A livelihood is a way of earning enough to feed and take care of the family. Families learn the importance of not depending on a single option to make a livelihood, but to diversify.
Mrs. Maria Mejia lives in the Olivero community of the Dominican Republic. At the age of 72, her poor health kept her from being able to earn a livelihood. She yearned for the days when she could work in the fields harvesting peanuts, corn, vegetables and other produce. Her four grown children helped Maria as much as possible, but they struggled to feed families of their own.
Mrs. Maria Mejia, who has lived her entire life in the Dominican Republic, was 72 years old and without any means to earn a livelihood, until FH helped her raise chickens!
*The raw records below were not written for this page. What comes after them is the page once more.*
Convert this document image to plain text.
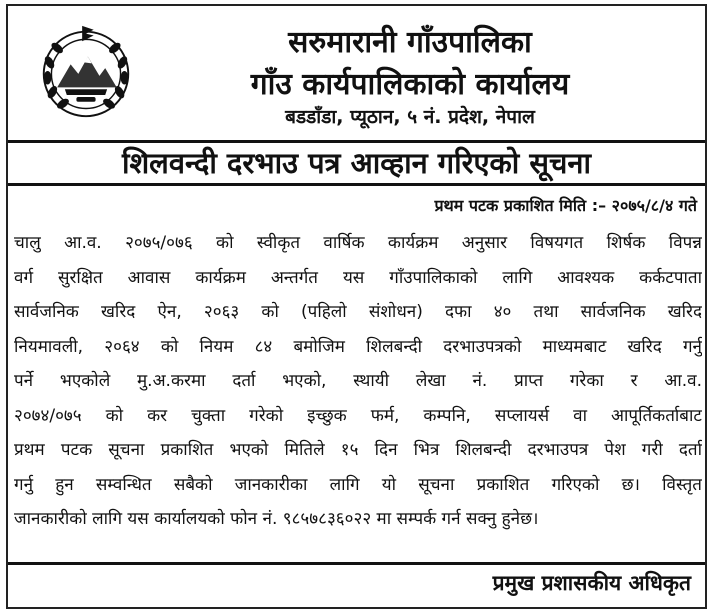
सरुमारानी गाँउपालिका
गाँउ कार्यपालिकाको कार्यालय
बडडाँडा, प्यूठान, ५ नं. प्रदेश, नेपाल
शिलवन्दी दरभाउ पत्र आव्हान गरिएको सूचना
प्रथम पटक प्रकाशित मिति :– २०७५/८/४ गते
चालु आ.व. २०७५/०७६ को स्वीकृत वार्षिक कार्यक्रम अनुसार विषयगत शिर्षक विपन्न
वर्ग सुरक्षित आवास कार्यक्रम अन्तर्गत यस गाँउपालिकाको लागि आवश्यक कर्कटपाता
सार्वजनिक खरिद ऐन, २०६३ को (पहिलो संशोधन) दफा ४० तथा सार्वजनिक खरिद
नियमावली, २०६४ को नियम ८४ बमोजिम शिलबन्दी दरभाउपत्रको माध्यमबाट खरिद गर्नु
पर्ने भएकोले मु.अ.करमा दर्ता भएको, स्थायी लेखा नं. प्राप्त गरेका र आ.व.
२०७४/०७५ को कर चुक्ता गरेको इच्छुक फर्म, कम्पनि, सप्लायर्स वा आपूर्तिकर्ताबाट
प्रथम पटक सूचना प्रकाशित भएको मितिले १५ दिन भित्र शिलबन्दी दरभाउपत्र पेश गरी दर्ता
गर्नु हुन सम्वन्धित सबैको जानकारीका लागि यो सूचना प्रकाशित गरिएको छ। विस्तृत
जानकारीको लागि यस कार्यालयको फोन नं. ९८५७८३६०२२ मा सम्पर्क गर्न सक्नु हुनेछ।
प्रमुख प्रशासकीय अधिकृत
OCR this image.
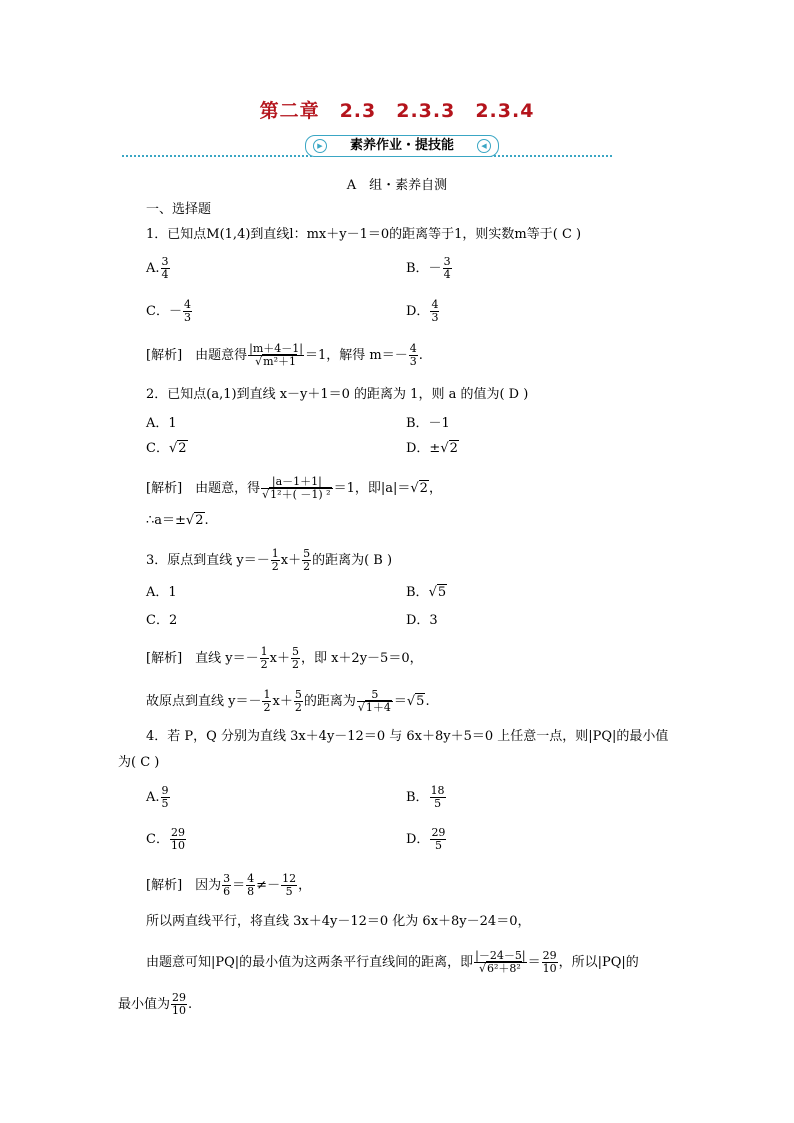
第二章　2.3　2.3.3　2.3.4
▶	素养作业・提技能	◀
A　组・素养自测
一、选择题
1．已知点M(1,4)到直线l：mx＋y－1＝0的距离等于1，则实数m等于( C )
A. $\frac{3}{4}$	B．－ $\frac{3}{4}$
C．－ $\frac{4}{3}$	D． $\frac{4}{3}$
[解析]　由题意得 $\frac{|m+4-1|}{\text{√m²＋1}} =1$，解得 $m=- \frac{4}{3}$ .
2．已知点(a,1)到直线 x－y＋1＝0 的距离为 1，则 a 的值为( D )
A．1	B．－1
C．√2	D．±√2
[解析]　由题意，得 $\frac{|a-1+1|}{\text{√1²＋( －1) ²}} =1$，即|a|＝√2，
∴a＝±√2.
3．原点到直线 $y=- \frac{1}{2} x+ \frac{5}{2}$ 的距离为( B )
A．1	B．√5
C．2	D．3
[解析]　直线 $y=- \frac{1}{2} x+ \frac{5}{2}$ ，即 x＋2y－5＝0，
故原点到直线 $y=- \frac{1}{2} x+ \frac{5}{2}$ 的距离为 $\frac{5}{√1+4} =√5$.
4．若 P，Q 分别为直线 3x＋4y－12＝0 与 6x＋8y＋5＝0 上任意一点，则|PQ|的最小值
为( C )
A. $\frac{9}{5}$	B． $\frac{18}{5}$
C． $\frac{29}{10}$	D． $\frac{29}{5}$
[解析]　因为 $\frac{3}{6} = \frac{4}{8} \ne- \frac{12}{5}$ ，
所以两直线平行，将直线 3x＋4y－12＝0 化为 6x＋8y－24＝0，
由题意可知|PQ|的最小值为这两条平行直线间的距离，即 $\frac{|-24-5|}{\text{√6²＋8²}} = \frac{29}{10}$ ，所以|PQ|的
最小值为 $\frac{29}{10}$ .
Through the livelihood component of FH’s work in Maria’s community, FH taught her and other families how to raise chickens for the production of eggs. Not only do the eggs feed the families, but the families can generate an income by selling them, allowing them to buy other essential products. When Maria learned that she was chosen to be a recipient of the program, she energetically helped her grandson find wood for building a chicken coop. As he worked on the coop, she handed him wood, nails and other building materials.
FH teaches families how to raise chickens for the production of eggs. Not only do the eggs feed the families, but the families can generate an income by selling them, allowing them to be able to buy other essential products.
Maria no longer yearns for the days when she lived a productive life. Today, she is busy feeding, watering and caring for her chickens. Her devotion to the task led to her chickens being the first in the community to start laying eggs. With the income she now makes, Maria not only can provide for herself, but she also donates to her church and helps her neighbors from time to time.
The community has started a savings group of which Maria has become a part. She is able to buy more chickens every 15 days with the money she makes, allowing her to help her children and grandchildren to stay healthy. Maria is thankful to God, FH and the community leaders for their support, not only for her, but also for others.
FH cares deeply about seeing the lives of children, the elderly and entire families transformed, by renewing a purpose in their lives.